By most accounts, including my own, Madison is a thriving metro. As a big college town with a major research university, the capital city of Wisconsin should be a Creative Class star. When Richard Florida’s first book came out, it was exactly that. A decade later, according to Florida’s own assessment, it still is:
In another of Florida’s measures, Madison is 21st on the “creativity index of all metros,” also unchanged since 2002. The city finishes in front of both Los Angeles and the New York metropolitan area. This index combines what Florida calls the three T’s: the creative-class “talent” metric above, as well as measures of technology and tolerance.
Madison scores well on the creativity index. Well, what about more conventional metrics? Madison used to be lauded as one of the “Best Places for Business and Careers”:
To the surprise of many who knew it for left-wing politics, a meddling City Council and disdain for the private sector, there was Madison: No. 5 in the nation. Only Austin, Boise, Raleigh, and Atlanta scored higher in the annual survey based on a broad number of economic measures.
That doesn’t surprise me. The update does (from same article):
But a decade later, Madison has slid all the way down to No. 89 on the list, right between Charleston, West Virginia, and Harrisburg, Pennsylvania. A high cost of living and doing business, coupled with flat job growth contributed to the lower Forbes ranking.

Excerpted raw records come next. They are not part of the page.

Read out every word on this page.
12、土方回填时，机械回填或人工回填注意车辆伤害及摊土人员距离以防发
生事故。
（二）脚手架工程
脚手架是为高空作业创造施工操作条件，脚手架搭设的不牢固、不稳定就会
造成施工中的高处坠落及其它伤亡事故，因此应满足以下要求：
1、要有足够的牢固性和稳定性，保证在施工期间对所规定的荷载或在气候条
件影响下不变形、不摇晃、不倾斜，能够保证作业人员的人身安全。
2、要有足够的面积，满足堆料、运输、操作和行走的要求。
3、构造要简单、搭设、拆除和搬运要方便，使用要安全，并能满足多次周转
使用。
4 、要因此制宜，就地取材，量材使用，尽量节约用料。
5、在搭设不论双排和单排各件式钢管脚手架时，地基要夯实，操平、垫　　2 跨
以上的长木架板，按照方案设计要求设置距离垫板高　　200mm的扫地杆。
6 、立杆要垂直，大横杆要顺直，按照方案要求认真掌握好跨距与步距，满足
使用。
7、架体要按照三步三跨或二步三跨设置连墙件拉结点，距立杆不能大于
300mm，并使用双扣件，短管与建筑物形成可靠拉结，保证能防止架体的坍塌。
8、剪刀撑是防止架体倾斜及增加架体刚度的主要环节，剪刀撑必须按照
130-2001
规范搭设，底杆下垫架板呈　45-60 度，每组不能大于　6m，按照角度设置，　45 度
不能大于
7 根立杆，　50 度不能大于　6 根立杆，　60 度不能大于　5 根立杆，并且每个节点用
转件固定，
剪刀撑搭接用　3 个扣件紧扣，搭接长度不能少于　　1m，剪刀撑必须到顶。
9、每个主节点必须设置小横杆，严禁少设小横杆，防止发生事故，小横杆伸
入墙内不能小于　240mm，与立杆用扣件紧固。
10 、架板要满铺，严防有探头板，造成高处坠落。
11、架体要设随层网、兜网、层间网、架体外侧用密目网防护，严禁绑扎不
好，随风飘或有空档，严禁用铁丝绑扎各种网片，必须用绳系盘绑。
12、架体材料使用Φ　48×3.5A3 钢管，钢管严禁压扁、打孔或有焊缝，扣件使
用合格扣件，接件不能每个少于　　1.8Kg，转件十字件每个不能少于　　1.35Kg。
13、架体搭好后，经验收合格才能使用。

Madison is still Creative Class cool. That’s precisely the problem, the Portland Problem:
We chose Portland mainly because it was cheaper than the other places we’d liked on a month-long road trip through the West (San Francisco, Seattle, Missoula), because it had a great book store we both fell in love with, and because I had a cousin who lived there in the northeast part of the city, which was somewhat less trendy back then. (Our first night, police found a body in the park across the street.) The plan was to stay a year, then try the other coast, then who knows? We were young! But we loved it and stayed for nearly five years. Then, when we started thinking of breeding, like salmon, we decided to swim back to the pool in which we were bred.

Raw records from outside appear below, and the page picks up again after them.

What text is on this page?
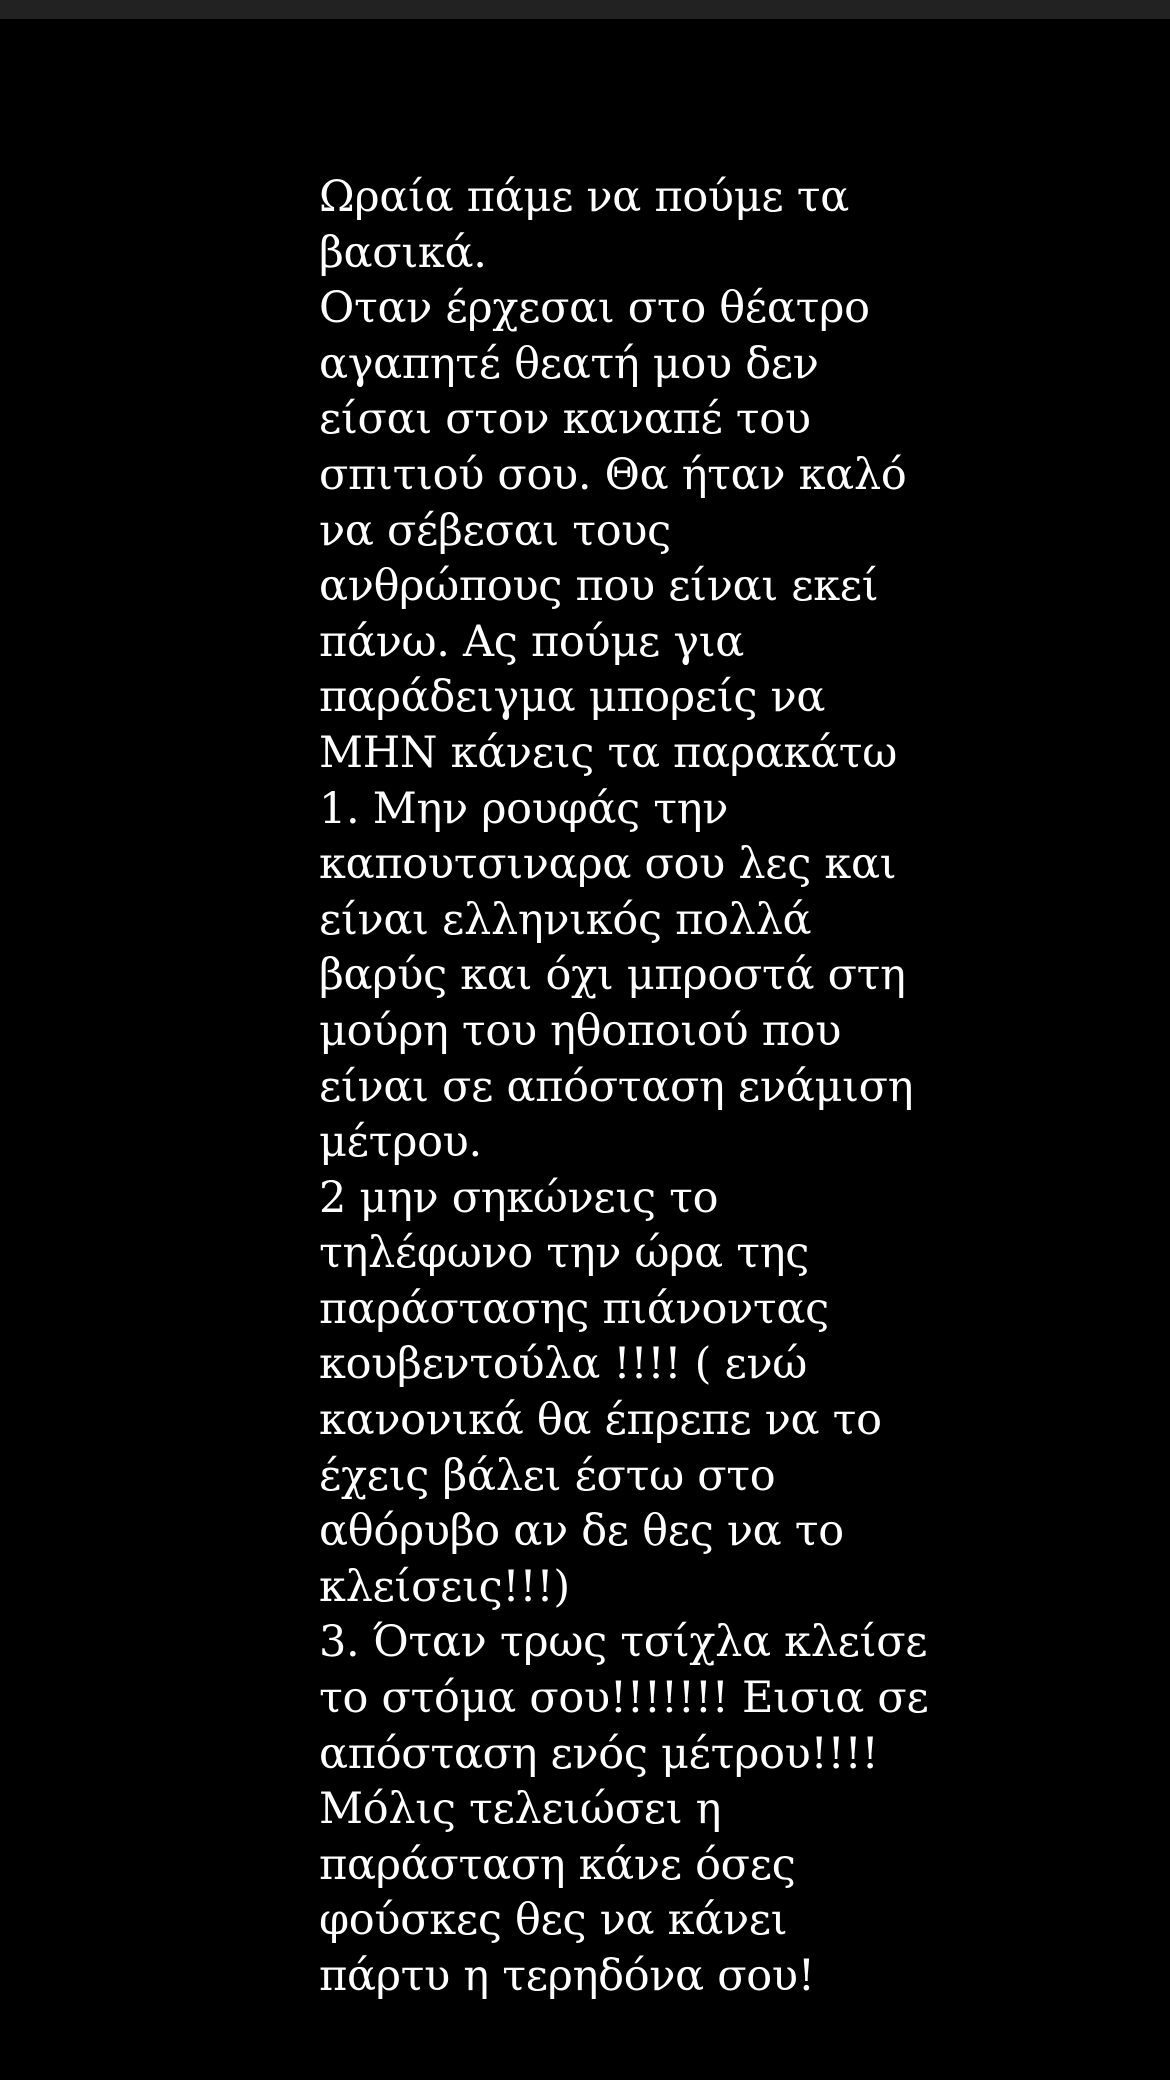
Ωραία πάμε να πούμε τα
βασικά.
Οταν έρχεσαι στο θέατρο
αγαπητέ θεατή μου δεν
είσαι στον καναπέ του
σπιτιού σου. Θα ήταν καλό
να σέβεσαι τους
ανθρώπους που είναι εκεί
πάνω. Ας πούμε για
παράδειγμα μπορείς να
ΜΗΝ κάνεις τα παρακάτω
1. Μην ρουφάς την
καπουτσιναρα σου λες και
είναι ελληνικός πολλά
βαρύς και όχι μπροστά στη
μούρη του ηθοποιού που
είναι σε απόσταση ενάμιση
μέτρου.
2 μην σηκώνεις το
τηλέφωνο την ώρα της
παράστασης πιάνοντας
κουβεντούλα !!!! ( ενώ
κανονικά θα έπρεπε να το
έχεις βάλει έστω στο
αθόρυβο αν δε θες να το
κλείσεις!!!)
3. Όταν τρως τσίχλα κλείσε
το στόμα σου!!!!!!! Εισια σε
απόσταση ενός μέτρου!!!!
Μόλις τελειώσει η
παράσταση κάνε όσες
φούσκες θες να κάνει
πάρτυ η τερηδόνα σου!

For a variety of not-very-well-thought-out reasons, this brought us to Madison, Wisconsin. It wasn’t too far from our families. It had a stellar reputation. And for the Midwest, it possessed what might pass for cachet. It was liberal and open minded. It was a college town. It had coffee shops and bike shops. Besides, it had been deemed a “Creative Class” stronghold by Richard Florida, the prophet of prosperous cool. We had no way of knowing how wrong he was about Madison … and about everything.
… I’m not sure what exactly I expected, but within a year or two it was clear that something wasn’t right. If Madison was such a Creative Class hotbed overflowing with independent, post-industrial workers like myself, we should have fit in. Yet our presence didn’t seem to matter to anyone, creatively or otherwise. And anyway, Madison’s economy was humming along with unemployment around four percent, while back in fun, creative Portland, it was more than twice that, at eight and a half percent. This was not how the world according to Florida was supposed to work. I started to wonder if I’d misread him. Around town I encountered a few other transplants who also found themselves scratching their heads over what the fuss had been about. Within a couple years, most of them would be gone.

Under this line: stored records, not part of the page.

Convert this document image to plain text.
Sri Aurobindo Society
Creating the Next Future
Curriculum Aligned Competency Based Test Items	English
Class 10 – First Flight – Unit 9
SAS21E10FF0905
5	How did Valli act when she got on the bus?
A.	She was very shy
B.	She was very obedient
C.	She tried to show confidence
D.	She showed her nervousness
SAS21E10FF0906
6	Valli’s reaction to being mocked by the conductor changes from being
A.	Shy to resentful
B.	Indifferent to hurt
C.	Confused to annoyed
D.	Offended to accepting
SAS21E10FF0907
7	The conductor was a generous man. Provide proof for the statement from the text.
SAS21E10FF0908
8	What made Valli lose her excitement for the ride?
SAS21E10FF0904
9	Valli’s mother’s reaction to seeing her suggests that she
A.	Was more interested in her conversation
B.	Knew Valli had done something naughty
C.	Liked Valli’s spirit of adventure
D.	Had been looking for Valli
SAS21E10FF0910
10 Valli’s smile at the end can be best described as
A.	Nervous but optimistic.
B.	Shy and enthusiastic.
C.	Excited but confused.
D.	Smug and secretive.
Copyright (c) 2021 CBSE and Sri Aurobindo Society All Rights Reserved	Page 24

When I was a footloose twentysomething, Madison had a reputation as a place to be. You go there to hang out and talk philosophy, live the Slacker dream. Austin eventually grew up. Madison, what the hell happened?
Madison has also suffered from a “brain drain”: Graduates coming out of the U.W.—and Edgewood College and Madison College, for that matter—have taken their skills to places with more job opportunities and higher salaries. While difficult to quantify, the old joke that Madison does a great job educating other people’s kids, then sends them off to succeed in Chicago or the Twin Cities, suddenly isn’t so funny.
“I’ve seen too many of my classmates move to New York or Chicago or back home to Boston because they just didn’t see an opportunity here,” says campus area Ald. Scott Resnick, vice president of Hardin Design & Development with 17 employees and co-founder of Capital Entrepreneurs, a support group for leaders of young companies.
Unfortunately, there’s a persistent rap that Madison simply lacks an entrepreneurial spirit, with many locals content with a laid-back life spent enjoying their neighborhoods, lakes, bike paths, and craft beers.
Emphasis added. I’m having flashbacks to Portland’s oblomovshchina. I wouldn’t worry about the brain drain. U.W. talent production should be a boon, just like it is in Pittsburgh with CMU and Pitt. But Madison doesn’t refine talent. It’s a resort for intellectuals. If you want to make your mark and economically develop yourself, you leave.